Marken faszinieren Menschen, geben Orientierung, bauen Vertrauen auf, Marken erlauben Preispremien, sie binden Kunden und Mitarbeiter und können den Unternehmens­wert beträchtlich steigern. Marken sind Assets. In sie muss  investiert werden. Sie müssen ge­­schaffen, gepflegt und erhalten werden.

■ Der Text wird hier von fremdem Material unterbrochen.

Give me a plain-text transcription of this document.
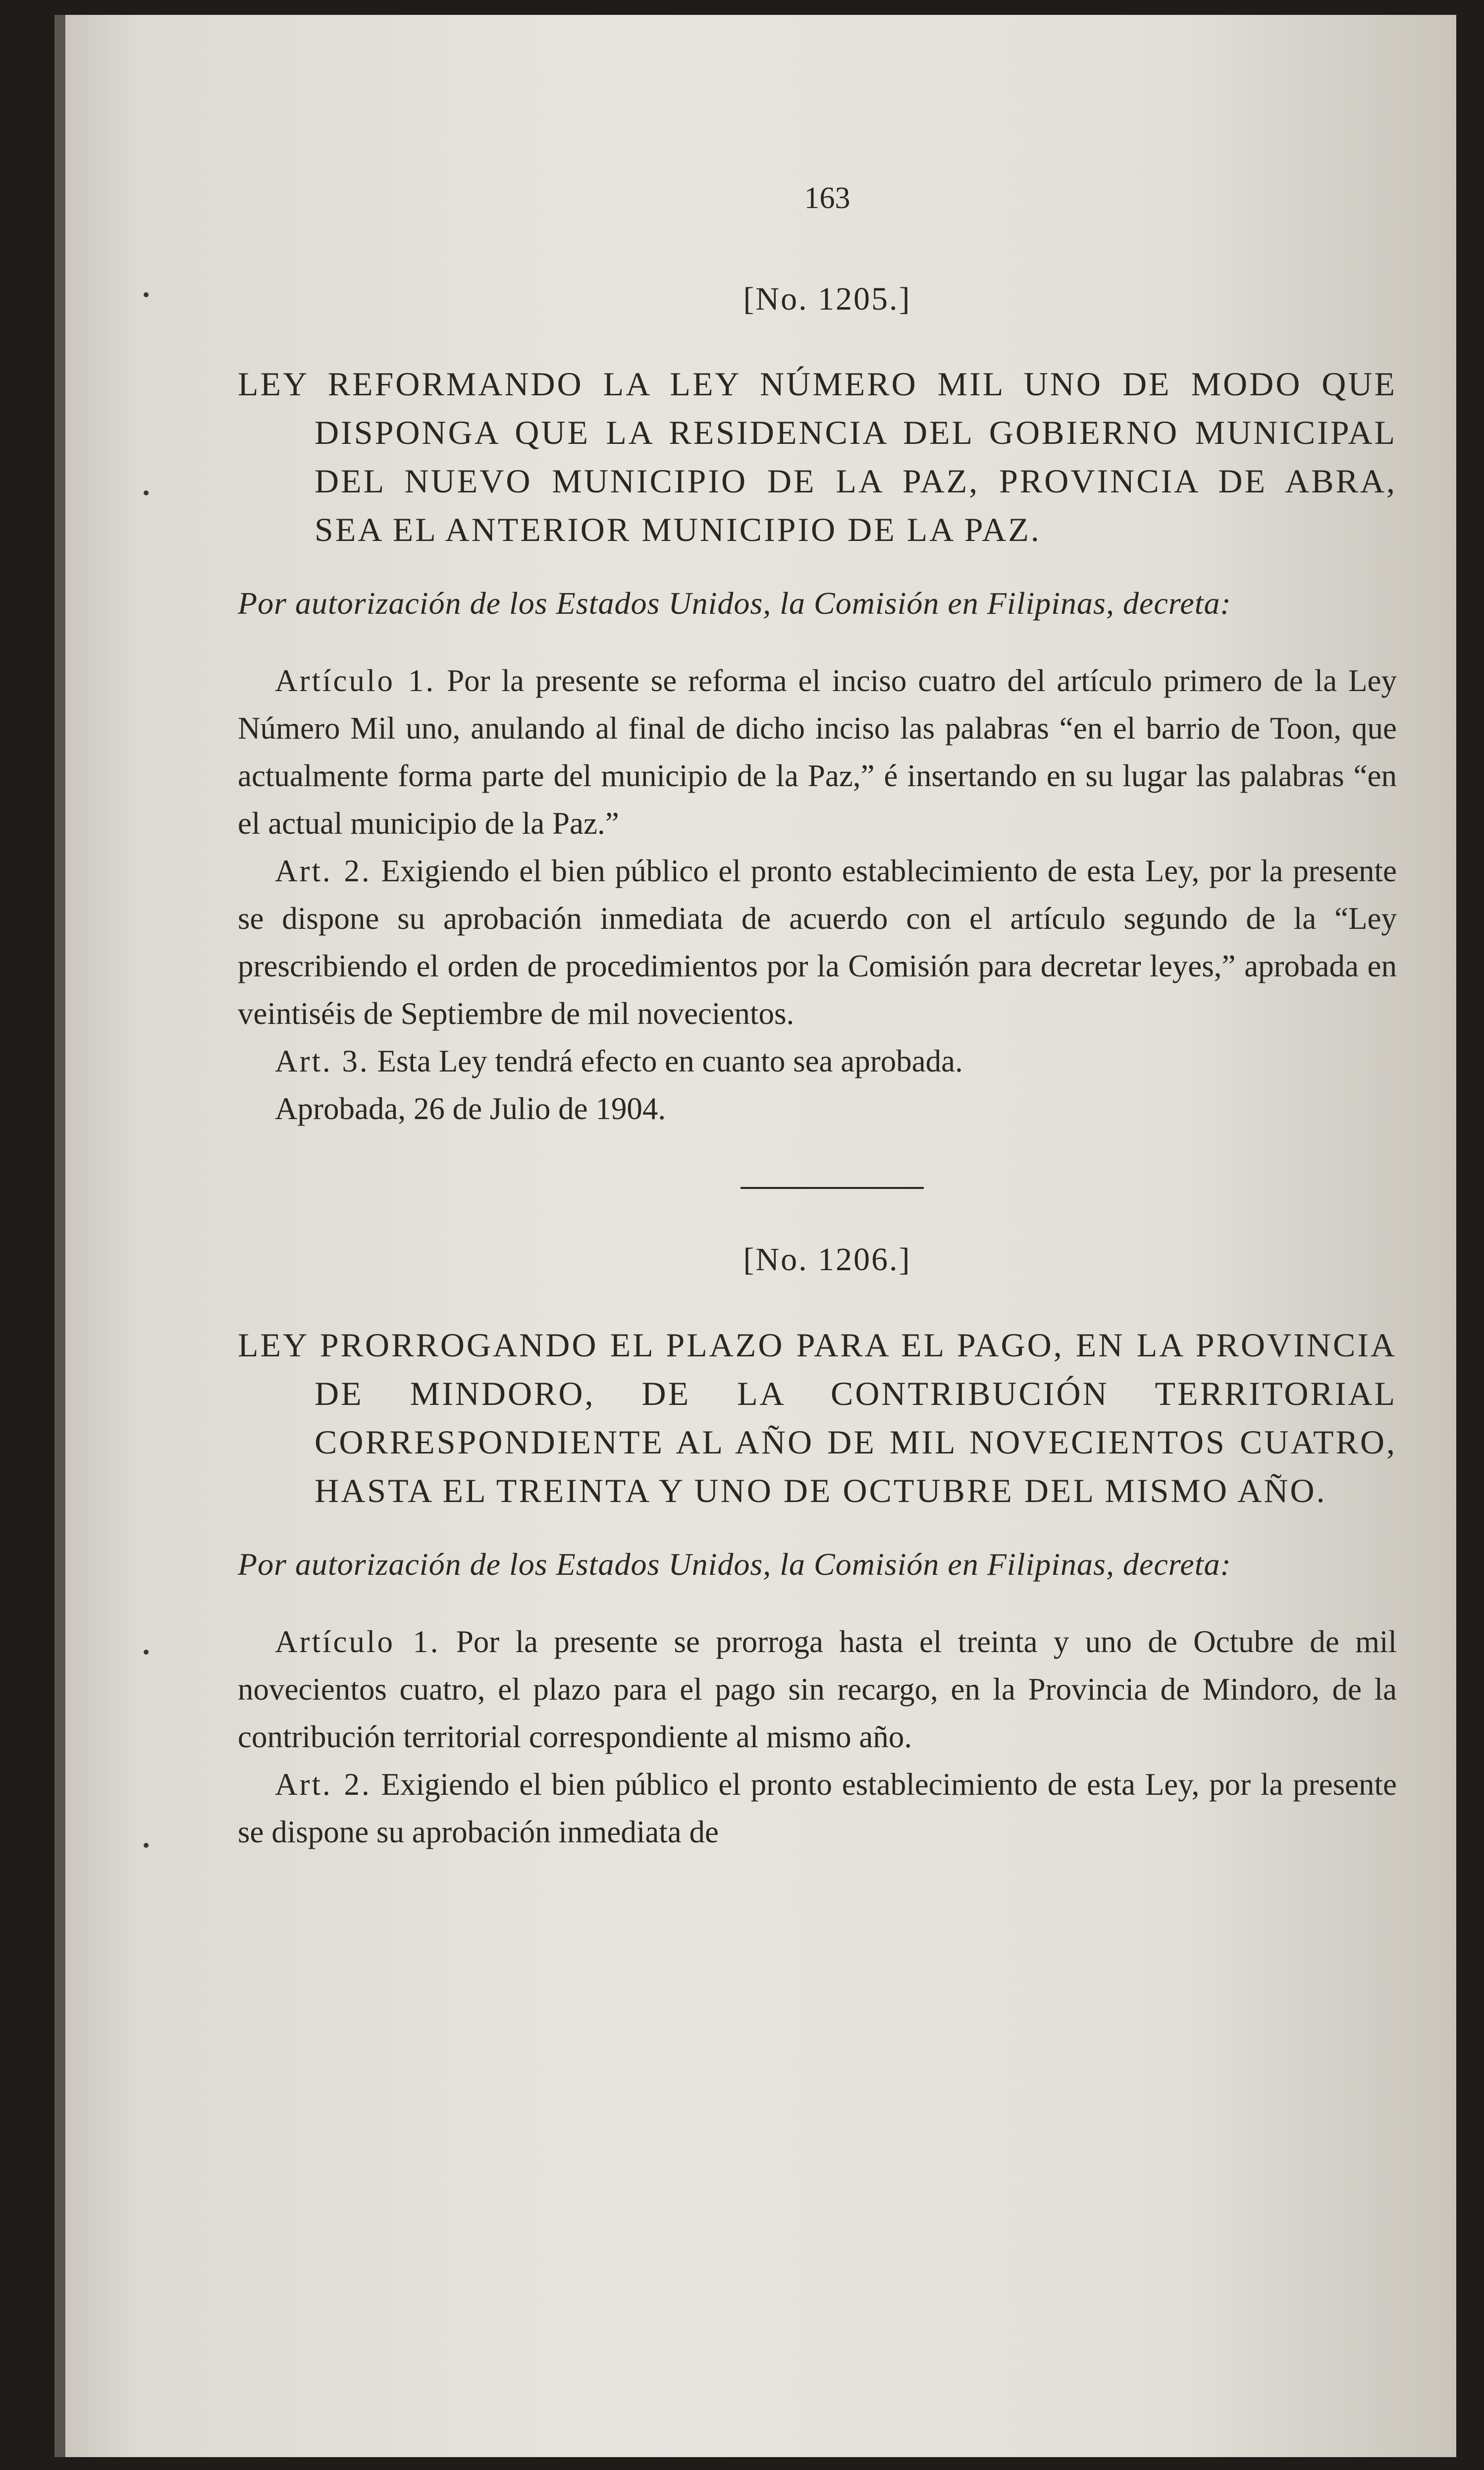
163
[No. 1205.]
LEY REFORMANDO LA LEY NÚMERO MIL UNO DE MODO QUE DISPONGA QUE LA RESIDENCIA DEL GOBIERNO MUNICIPAL DEL NUEVO MUNICIPIO DE LA PAZ, PROVINCIA DE ABRA, SEA EL ANTERIOR MUNICIPIO DE LA PAZ.
Por autorización de los Estados Unidos, la Comisión en Filipinas, decreta:

Artículo 1. Por la presente se reforma el inciso cuatro del artículo primero de la Ley Número Mil uno, anulando al final de dicho inciso las palabras “en el barrio de Toon, que actualmente forma parte del municipio de la Paz,” é insertando en su lugar las palabras “en el actual municipio de la Paz.”

Art. 2. Exigiendo el bien público el pronto establecimiento de esta Ley, por la presente se dispone su aprobación inmediata de acuerdo con el artículo segundo de la “Ley prescribiendo el orden de procedimientos por la Comisión para decretar leyes,” aprobada en veintiséis de Septiembre de mil novecientos.

Art. 3. Esta Ley tendrá efecto en cuanto sea aprobada.

Aprobada, 26 de Julio de 1904.

[No. 1206.]
LEY PRORROGANDO EL PLAZO PARA EL PAGO, EN LA PROVINCIA DE MINDORO, DE LA CONTRIBUCIÓN TERRITORIAL CORRESPONDIENTE AL AÑO DE MIL NOVECIENTOS CUATRO, HASTA EL TREINTA Y UNO DE OCTUBRE DEL MISMO AÑO.
Por autorización de los Estados Unidos, la Comisión en Filipinas, decreta:

Artículo 1. Por la presente se prorroga hasta el treinta y uno de Octubre de mil novecientos cuatro, el plazo para el pago sin recargo, en la Provincia de Mindoro, de la contribución territorial correspondiente al mismo año.

Art. 2. Exigiendo el bien público el pronto establecimiento de esta Ley, por la presente se dispone su aprobación inmediata de
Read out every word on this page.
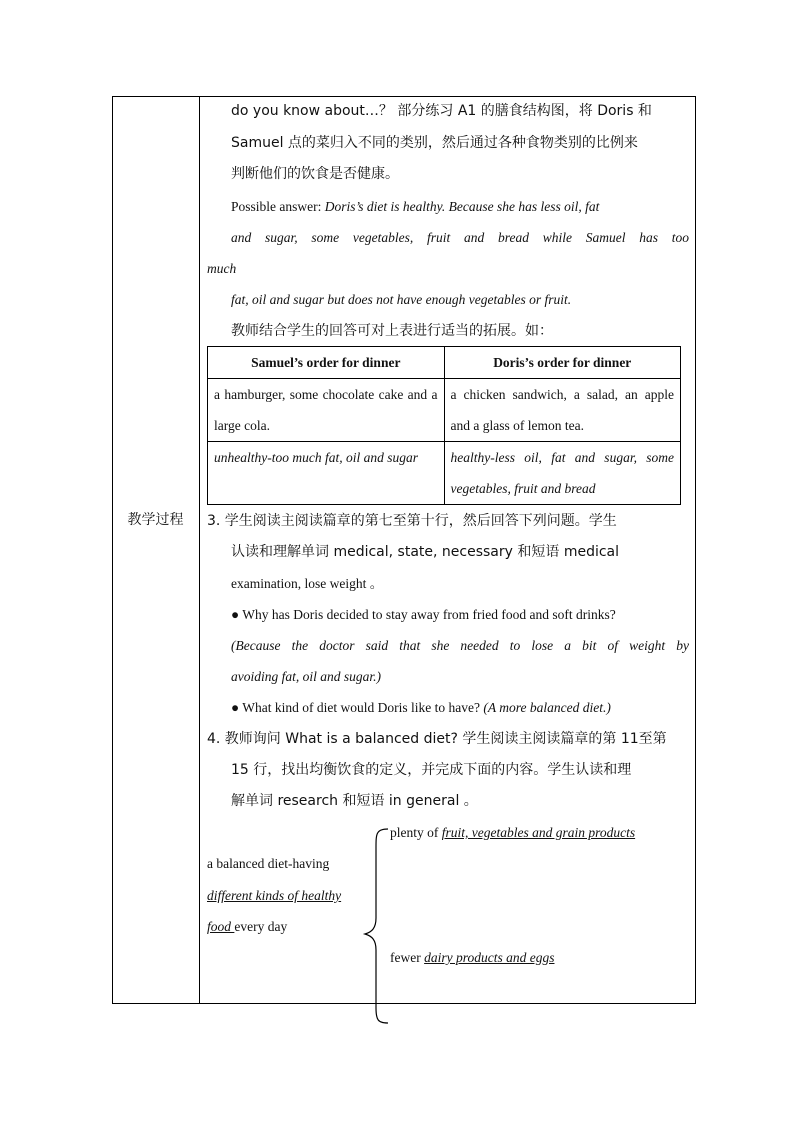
教学过程
do you know about…？ 部分练习 A1 的膳食结构图，将 Doris 和
Samuel 点的菜归入不同的类别，然后通过各种食物类别的比例来
判断他们的饮食是否健康。
Possible answer: Doris’s diet is healthy. Because she has less oil, fat
and sugar, some vegetables, fruit and bread while Samuel has too
much
fat, oil and sugar but does not have enough vegetables or fruit.
教师结合学生的回答可对上表进行适当的拓展。如：
Samuel’s order for dinner	Doris’s order for dinner
a hamburger, some chocolate cake and a large cola.	a chicken sandwich, a salad, an apple and a glass of lemon tea.
unhealthy-too much fat, oil and sugar	healthy-less oil, fat and sugar, some vegetables, fruit and bread
3. 学生阅读主阅读篇章的第七至第十行，然后回答下列问题。学生
认读和理解单词 medical, state, necessary 和短语 medical
examination, lose weight 。
● Why has Doris decided to stay away from fried food and soft drinks?
(Because the doctor said that she needed to lose a bit of weight by
avoiding fat, oil and sugar.)
● What kind of diet would Doris like to have? (A more balanced diet.)
4. 教师询问 What is a balanced diet? 学生阅读主阅读篇章的第 11至第
15 行，找出均衡饮食的定义，并完成下面的内容。学生认读和理
解单词 research 和短语 in general 。
a balanced diet-having
different kinds of healthy
food every day
plenty of fruit, vegetables and grain products
fewer dairy products and eggs
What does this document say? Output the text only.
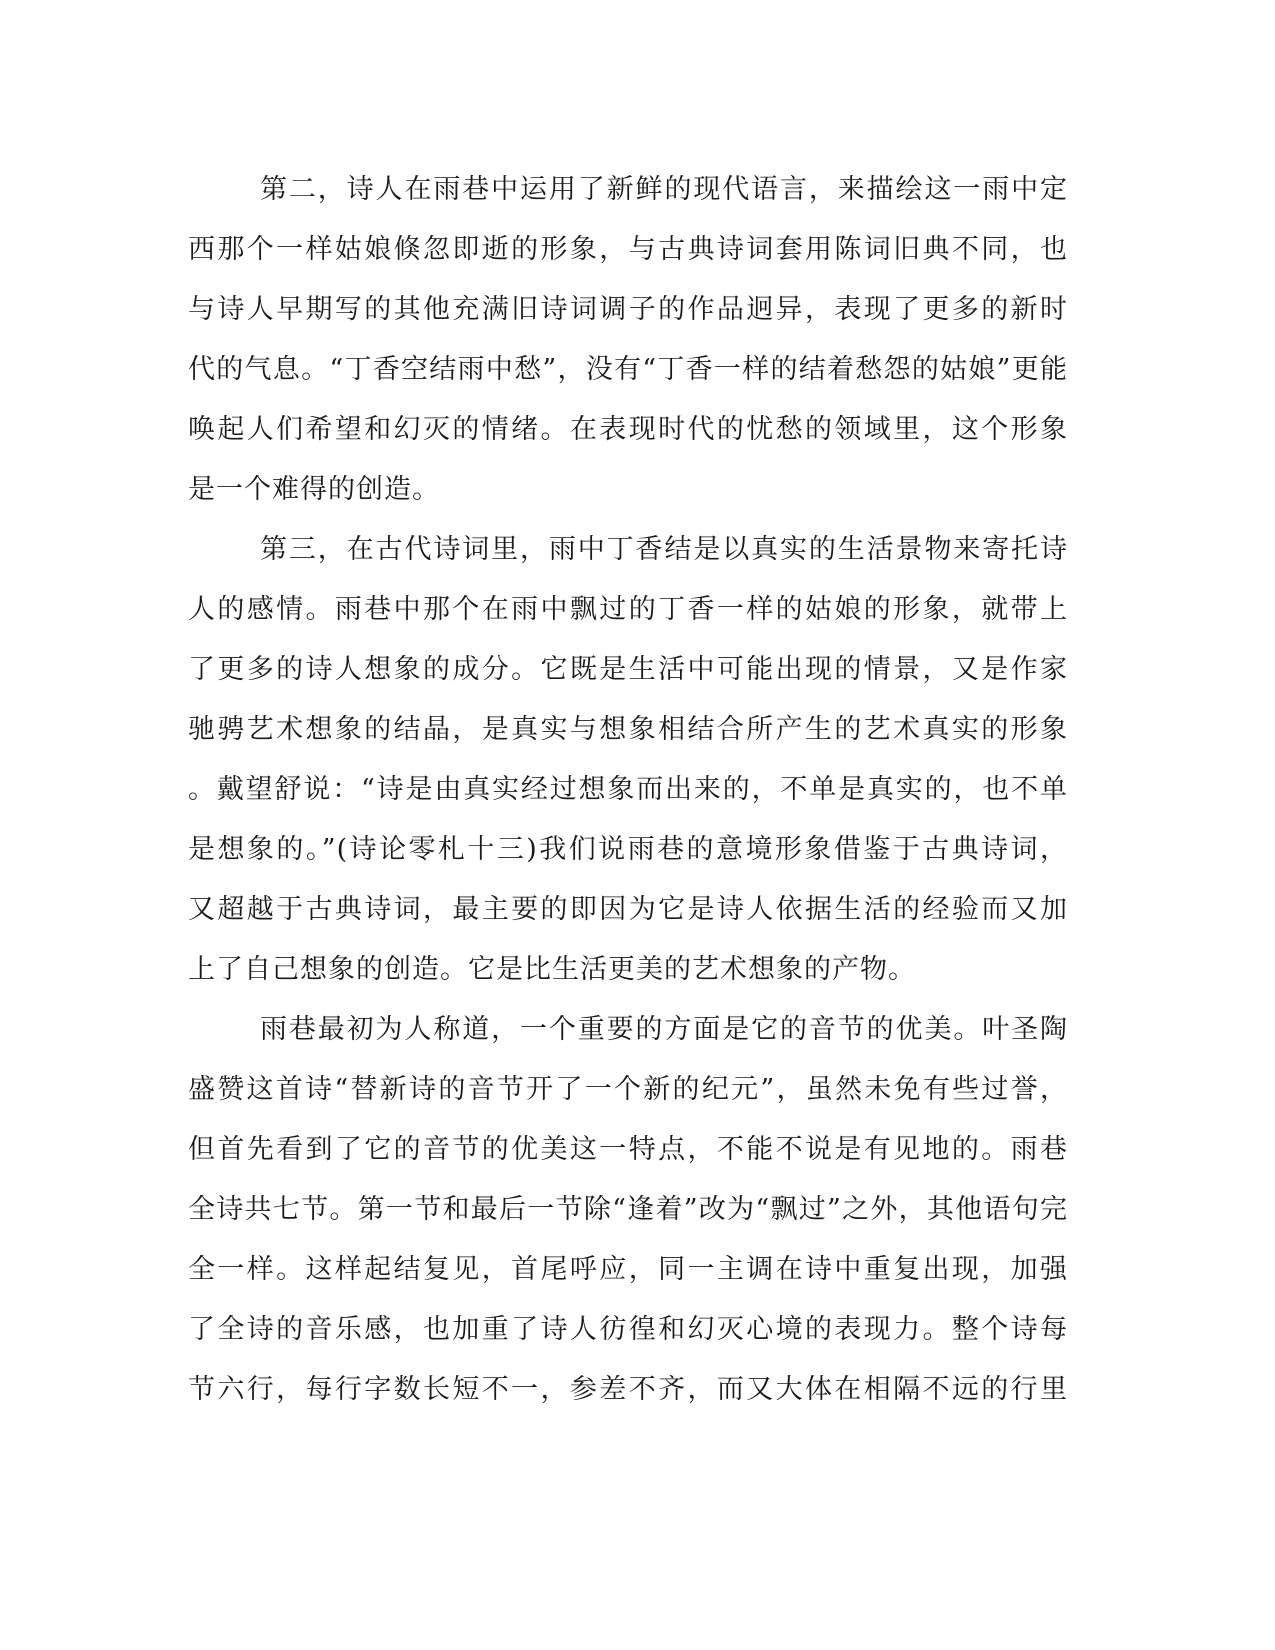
第二，诗人在雨巷中运用了新鲜的现代语言，来描绘这一雨中定
西那个一样姑娘倏忽即逝的形象，与古典诗词套用陈词旧典不同，也
与诗人早期写的其他充满旧诗词调子的作品迥异，表现了更多的新时
代的气息。“丁香空结雨中愁”，没有“丁香一样的结着愁怨的姑娘”更能
唤起人们希望和幻灭的情绪。在表现时代的忧愁的领域里，这个形象
是一个难得的创造。
第三，在古代诗词里，雨中丁香结是以真实的生活景物来寄托诗
人的感情。雨巷中那个在雨中飘过的丁香一样的姑娘的形象，就带上
了更多的诗人想象的成分。它既是生活中可能出现的情景，又是作家
驰骋艺术想象的结晶，是真实与想象相结合所产生的艺术真实的形象
。戴望舒说：“诗是由真实经过想象而出来的，不单是真实的，也不单
是想象的。”(诗论零札十三)我们说雨巷的意境形象借鉴于古典诗词，
又超越于古典诗词，最主要的即因为它是诗人依据生活的经验而又加
上了自己想象的创造。它是比生活更美的艺术想象的产物。
雨巷最初为人称道，一个重要的方面是它的音节的优美。叶圣陶
盛赞这首诗“替新诗的音节开了一个新的纪元”，虽然未免有些过誉，
但首先看到了它的音节的优美这一特点，不能不说是有见地的。雨巷
全诗共七节。第一节和最后一节除“逢着”改为“飘过”之外，其他语句完
全一样。这样起结复见，首尾呼应，同一主调在诗中重复出现，加强
了全诗的音乐感，也加重了诗人彷徨和幻灭心境的表现力。整个诗每
节六行，每行字数长短不一，参差不齐，而又大体在相隔不远的行里
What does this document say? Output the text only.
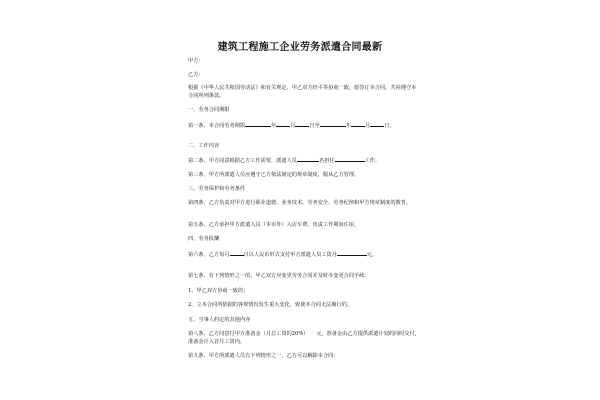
建筑工程施工企业劳务派遣合同最新
甲方：
乙方：
根据《中华人民共和国劳动法》和有关规定，甲乙双方经平等协商一致，愿签订本合同，共同遵守本合同所列条款。
一、劳务合同期限
第一条、本合同劳务期限	年	月	日至	年	月	日。
二、工作内容
第二条、甲方同意根据乙方工作需要，派遣人员	名担任	工作。
第三条、甲方所派遣人员应遵守乙方依法制定的规章制度，服从乙方管理。
三、劳务保护和劳务条件
第四条、乙方负责对甲方进行职业道德、业务技术、劳务安全、劳务纪律和甲方规章制度的教育。
第五条、乙方承担甲方派遣人员（本市外）入店车费，负责工作期间住宿。
四、劳务报酬
第六条、乙方每月	日以人民币形式支付甲方派遣人员工资月	元。
第七条、有下列情形之一的，甲乙双方应变更劳务合同并及时办变更合同手续：
1、甲乙双方协商一致的；
2、立本合同所依据的客观情况发生重大变化，致使本合同无法履行的。
五、当事人约定的其他内容
第八条、乙方同意付甲方准备金（月总工资的20%）　　元，准备金由乙方提供派遣计划的同时交付，准备金计入首月工资内。
第九条、甲方所派遣人员有下列情形之一，乙方可以解除本合同：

Gute Markenarbeit beginnt mit der Analyse des Unter­nehmens, der Wettbewerber, der Märkte und der Ziel­gruppen, einer Prüfung der DNA und der Zukunft des Unternehmens und darauf aufbauend einer Positionie­rung, die differenzierend, glaubwürdig, fokussiert und relevant für alle Zielgruppen ist. Die profilierende Marken­idee muss dann auch noch so kreativ formuliert werden, dass sie Menschen emotional und kognitiv anspricht. Sie sollte möglichst breit und doch gezielt kommuniziert werden: „cross-channel, cross-disziplinär und cross-bor­ders“, wie man im Marketing­sprech sagt.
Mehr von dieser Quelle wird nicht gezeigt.